Stress tracker with a cause
Rating: 4 stars
Stress is undoubtedly a part of our lives. But does measuring it do any good? Can it help us to somehow get it under control? That's the premise behind Galvanic's The Pip device, a small keyfob-sized gadget that tells you your stress levels via a phone app.
It works by holding it between your thumb and forefinger. The gold-plated sensors measure the electricity that comes from your fingers and relay that data to a phone app which then shows you how stressed you are.
The principle is not a million miles away from a lie-detector test. By and large, it worked for me: the red stress line rose when I focused on looming deadlines, while the green 'relaxed' zone increased when I thought about something pleasant and recreational. The aim of the gadget, apparently, is to get you to learn how to decommission stress by focusing a little more on other things. Again, this worked.

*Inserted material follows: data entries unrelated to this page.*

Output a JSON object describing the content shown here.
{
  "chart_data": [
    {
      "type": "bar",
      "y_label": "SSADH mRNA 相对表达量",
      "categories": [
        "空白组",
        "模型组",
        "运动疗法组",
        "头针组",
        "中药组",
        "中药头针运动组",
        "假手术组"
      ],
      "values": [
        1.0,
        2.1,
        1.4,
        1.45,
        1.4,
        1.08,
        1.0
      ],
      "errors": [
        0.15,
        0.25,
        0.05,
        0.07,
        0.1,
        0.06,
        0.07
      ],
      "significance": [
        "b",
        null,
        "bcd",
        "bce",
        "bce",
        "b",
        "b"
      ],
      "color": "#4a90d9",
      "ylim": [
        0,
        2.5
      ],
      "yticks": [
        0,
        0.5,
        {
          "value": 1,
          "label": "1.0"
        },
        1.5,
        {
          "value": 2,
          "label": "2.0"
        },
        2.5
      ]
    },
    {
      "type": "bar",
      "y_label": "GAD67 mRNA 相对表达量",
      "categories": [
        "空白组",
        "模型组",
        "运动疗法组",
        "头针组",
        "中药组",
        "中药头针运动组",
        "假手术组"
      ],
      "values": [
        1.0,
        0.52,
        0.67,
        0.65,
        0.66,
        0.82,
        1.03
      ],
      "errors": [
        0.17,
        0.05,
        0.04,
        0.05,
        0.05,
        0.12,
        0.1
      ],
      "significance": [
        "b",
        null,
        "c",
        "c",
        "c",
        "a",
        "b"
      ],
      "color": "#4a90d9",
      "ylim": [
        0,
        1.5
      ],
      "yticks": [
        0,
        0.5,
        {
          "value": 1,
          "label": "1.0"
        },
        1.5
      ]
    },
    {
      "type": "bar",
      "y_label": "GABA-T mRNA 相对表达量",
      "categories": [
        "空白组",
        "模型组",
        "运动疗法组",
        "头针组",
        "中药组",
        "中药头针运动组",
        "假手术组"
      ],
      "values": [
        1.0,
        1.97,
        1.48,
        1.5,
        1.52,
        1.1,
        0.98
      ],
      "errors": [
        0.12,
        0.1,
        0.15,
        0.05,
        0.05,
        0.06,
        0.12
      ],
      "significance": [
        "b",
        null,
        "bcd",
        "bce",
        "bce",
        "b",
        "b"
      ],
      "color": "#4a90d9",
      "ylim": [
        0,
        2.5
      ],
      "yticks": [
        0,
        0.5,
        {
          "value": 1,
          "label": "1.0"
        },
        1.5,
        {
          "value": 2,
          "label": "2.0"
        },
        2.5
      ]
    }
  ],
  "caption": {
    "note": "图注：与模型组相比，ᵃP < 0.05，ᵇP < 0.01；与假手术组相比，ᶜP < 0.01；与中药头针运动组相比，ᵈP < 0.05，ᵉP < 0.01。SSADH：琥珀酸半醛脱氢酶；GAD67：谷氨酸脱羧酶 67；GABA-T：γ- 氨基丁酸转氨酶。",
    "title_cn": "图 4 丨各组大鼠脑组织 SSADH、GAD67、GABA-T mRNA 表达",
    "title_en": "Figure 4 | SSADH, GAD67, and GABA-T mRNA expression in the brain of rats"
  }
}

Even before the electro-dermal measurement, the very act of taking it out and activating it during a stressful period made me focus more on diverting my thoughts to less stressful feelings. Is this a realistic day-to-day proposition? Can one afford to dilute attention away from a stressful task? That's probably a personal decision for individuals. The one limitation of the Pip is that I'm not sure it can tell the difference between stress and excitement. For instance, it told me that my stress levels were sky high after Philippe Coutinho scored a wonder goal for Liverpool against Stoke two weekends ago. But that would more truthfully have been interpreted as celebration: I certainly wasn't stressed about it.